Home  18.013A  Chapter 13 


The last previous method uses a straight line approximation to get a new argument between old ones, once the values of $f$ at the old arguments have the opposite sign. This is usually a smart thing to do, unless the endpoints of the interval between which your solution is trapped (in columns s and t above) converge very slowly.
To avoid that possibility we can, once the function $f$ has opposite sign at two points, say $a$ and $b$ , evaluate it at the middle point, and replace one end by the middle.
This will cut the size of the interval in which the solution must lie in half. This is slow convergence compared to the best of Newton's algorithm or the variants discussed above, but it is steady and effective and will always give a definite improvement in accuracy in a fixed number of steps.

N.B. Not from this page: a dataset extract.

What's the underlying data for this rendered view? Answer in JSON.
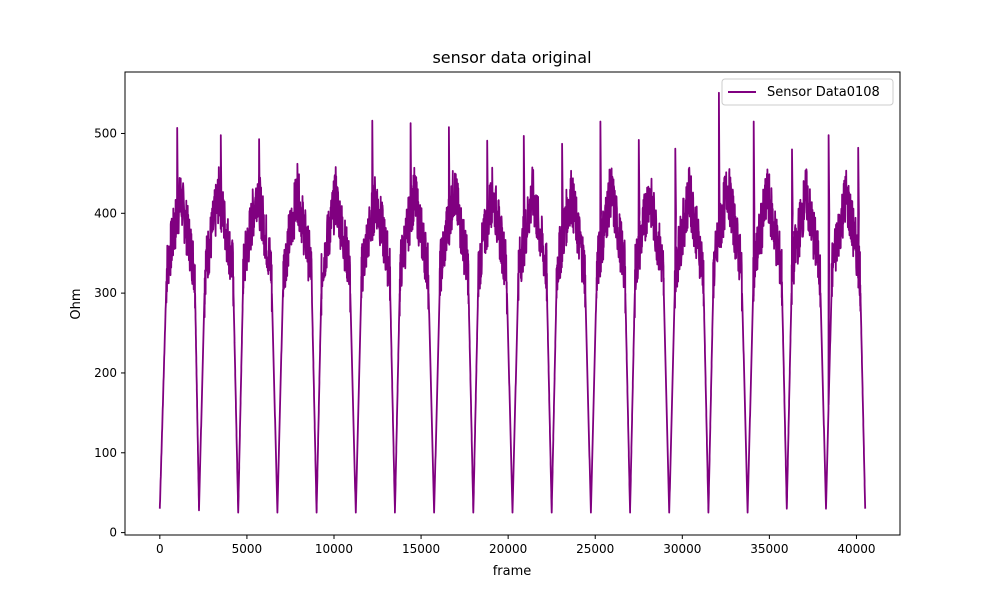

Since 2 to the tenth power is a bit more than one thousand, (it's 1024) the size of the interval goes down by a factor of at least 1000 for every ten iterations, and so if it starts at something like 1, after 35 or so steps you will have the answer to ten decimal places.
How does the algorithm go?
We start with two arguments, $a$ and $b$ and suppose we assume $ab$ . We evaluate $f(a)$ and $f(b)$ , and also $f\left(\frac{a+b}{2}\right)$ . Then if the last of these and the first has the same sign you replace a by $\frac{a+b}{2}$ and keep $b$ , while otherwise you keep $a$ and replace $b$ by $\frac{a+b}{2}$ .
In a spreadsheet you can put your initial guesses in aa2 and ab2 put "= aa2/2+ab2/2" in ac2 and put "= f(aa2)" in ad2 and copy that to ae2 and af2. You can then put "= if(ae2*af2>0, aa2,ac2)" in aa3, and "= if(ae2*af2>0,ac2,ab2)" in ab3, copy down and you are done.
Unless there is an error lurking somewhere, or you started with ad2 and ae2 having the same sign, this will shorten the initial $a$ to $b$ by a factor of at least ${10}^{10}$ interval after 35 or so steps.
Exercise 13.9 Compare performance of this algorithm with the previous ones on the same examples. Any comments?